Siapa bilang perfilman Thailand hanya jago memproduksi film horor dan percintaan? Rumah produksi terkemuka di Negeri Gajah Putih, GDH 559 (sebelumnya dikenal dengan nama GTH), membuktikan bahwa mereka pun jagoan dalam mengkreasi tontonan mencekam dengan subgenre heist film melalui rilisan teranyar mereka bertajuk Bad Genius. Tak seperti para karakter dari film beraliran sama yang umumnya memiliki riwayat sebagai kriminal dan misi utamanya adalah melakukan perampokan demi mendapatkan setumpuk uang atau emas sebagai bekal dapatkan hidup sejahtera, para karakter dalam film arahan Nattawut Poonpiriya (Countdown) ini hanyalah siswa-siswi setingkat SMA yang masih berusia belasan. Yang mereka incar juga bukan kemilau emas melainkan skor bagus dalam ujian-ujian sekolah yang menentukan. Berbeda pula dengan The Perfect Score (2004) dimana tokoh-tokohnya saling berkonspirasi untuk nyolong kunci jawaban, Bad Genius lebih ke menyoroti sepak terjang sindikat penyedia jasa sontekan kecil-kecilan dalam menyusun trik menyontek agar tak kepergok pengawas ujian selama tes kemampuan akademis berlangsung. Suatu kecurangan semasa sekolah yang sejatinya pernah dilakukan hampir semua siswa, bukan? 

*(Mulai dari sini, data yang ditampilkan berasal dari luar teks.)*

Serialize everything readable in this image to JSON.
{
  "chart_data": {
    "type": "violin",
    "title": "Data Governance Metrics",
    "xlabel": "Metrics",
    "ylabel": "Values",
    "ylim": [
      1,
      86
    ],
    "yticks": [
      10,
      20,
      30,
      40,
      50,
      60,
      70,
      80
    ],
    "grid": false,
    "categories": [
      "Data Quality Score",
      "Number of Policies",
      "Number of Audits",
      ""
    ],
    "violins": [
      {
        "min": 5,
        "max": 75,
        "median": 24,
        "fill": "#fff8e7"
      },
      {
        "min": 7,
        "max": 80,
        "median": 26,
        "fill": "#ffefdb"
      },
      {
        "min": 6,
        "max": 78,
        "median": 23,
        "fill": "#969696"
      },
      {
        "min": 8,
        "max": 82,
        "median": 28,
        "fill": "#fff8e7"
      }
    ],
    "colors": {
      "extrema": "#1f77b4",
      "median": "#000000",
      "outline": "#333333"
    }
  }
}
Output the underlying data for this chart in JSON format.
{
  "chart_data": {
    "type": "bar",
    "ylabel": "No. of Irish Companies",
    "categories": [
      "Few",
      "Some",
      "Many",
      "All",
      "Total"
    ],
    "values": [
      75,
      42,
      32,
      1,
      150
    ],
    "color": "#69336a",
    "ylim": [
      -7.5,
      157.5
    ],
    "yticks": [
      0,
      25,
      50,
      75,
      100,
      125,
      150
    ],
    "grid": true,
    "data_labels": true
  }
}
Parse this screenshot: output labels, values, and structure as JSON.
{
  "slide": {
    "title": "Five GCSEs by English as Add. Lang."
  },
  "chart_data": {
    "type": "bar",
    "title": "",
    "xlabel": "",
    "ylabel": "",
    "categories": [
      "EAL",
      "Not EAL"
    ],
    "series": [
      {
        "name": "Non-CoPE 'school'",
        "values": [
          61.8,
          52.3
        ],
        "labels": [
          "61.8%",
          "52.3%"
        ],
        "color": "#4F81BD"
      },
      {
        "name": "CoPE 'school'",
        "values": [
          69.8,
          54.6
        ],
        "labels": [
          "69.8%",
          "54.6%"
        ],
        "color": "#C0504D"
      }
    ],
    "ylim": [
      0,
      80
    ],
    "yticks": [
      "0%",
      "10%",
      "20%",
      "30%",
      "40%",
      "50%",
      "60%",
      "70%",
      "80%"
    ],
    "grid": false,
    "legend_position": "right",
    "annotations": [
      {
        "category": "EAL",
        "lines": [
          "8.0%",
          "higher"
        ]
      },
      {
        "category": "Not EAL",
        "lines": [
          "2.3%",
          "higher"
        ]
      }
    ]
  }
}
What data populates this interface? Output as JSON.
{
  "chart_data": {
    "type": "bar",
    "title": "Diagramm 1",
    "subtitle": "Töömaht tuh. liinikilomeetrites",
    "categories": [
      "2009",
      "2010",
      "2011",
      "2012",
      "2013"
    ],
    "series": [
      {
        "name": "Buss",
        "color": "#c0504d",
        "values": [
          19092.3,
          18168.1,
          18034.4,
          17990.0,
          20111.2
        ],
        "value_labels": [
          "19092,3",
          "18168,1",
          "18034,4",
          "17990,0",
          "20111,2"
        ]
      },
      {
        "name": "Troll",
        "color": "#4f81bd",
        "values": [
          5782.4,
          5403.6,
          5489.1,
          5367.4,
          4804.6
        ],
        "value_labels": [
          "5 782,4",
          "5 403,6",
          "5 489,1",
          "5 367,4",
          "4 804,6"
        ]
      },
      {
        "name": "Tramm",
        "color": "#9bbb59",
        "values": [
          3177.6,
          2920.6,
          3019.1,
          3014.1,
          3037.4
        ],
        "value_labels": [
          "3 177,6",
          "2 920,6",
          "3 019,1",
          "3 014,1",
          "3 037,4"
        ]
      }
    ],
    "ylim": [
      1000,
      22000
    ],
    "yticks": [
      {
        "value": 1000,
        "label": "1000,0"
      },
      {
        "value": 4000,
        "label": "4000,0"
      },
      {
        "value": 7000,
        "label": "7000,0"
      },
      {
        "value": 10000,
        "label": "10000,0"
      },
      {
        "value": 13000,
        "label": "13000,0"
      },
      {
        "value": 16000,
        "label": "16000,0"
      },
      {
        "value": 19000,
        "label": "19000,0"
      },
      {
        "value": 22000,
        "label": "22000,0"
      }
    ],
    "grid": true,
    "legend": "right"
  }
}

Guliran pengisahan Bad Genius sendiri terinspirasi dari berita mengenai pembatalan nilai tes SAT – tes standardisasi bagi pelajar yang ingin melanjutkan kuliah di universitas-universitas Amerika Serikat – setelah terbongkar adanya praktik menyontek massal dalam ujian di Tiongkok. Lewat Bad Genius, peristiwa tersebut direka ulang dan didramatisir sedemikian rupa menjadi kasus kecurangan dalam tes STIC yang merupakan fiksionalisasi SAT. Empat siswa yang dianggap bertanggungjawab antara lain Lynn (Chutimon Chuengcharoensukying), Bank (Chanon Santinatornkul), Pat (Teeradon Supapunpinyo), dan Grace (Eisaya Hosuwan). Di permulaan film, kita mendapati mereka dibombardir pertanyaan dalam suatu ruang interogasi usai kedapatan menyontek. Ada yang mengakui, ada pula yang mengelak. Kita pun dibuat bertanya-tanya, bagaimana semuanya ini bisa terjadi? Guna memaparkan kronologi peristiwanya, si pembuat film lantas melempar alur penceritaan ke tiga tahun sebelumnya saat para siswa ini baru memulai tahun ajaran awal di sebuah sekolah swasta terbaik. Penonton diperkenalkan kepada Lynn, siswi berotak brilian dari keluarga berekonomi pas-pasan yang mengalami kesulitan dalam interaksi sosial. 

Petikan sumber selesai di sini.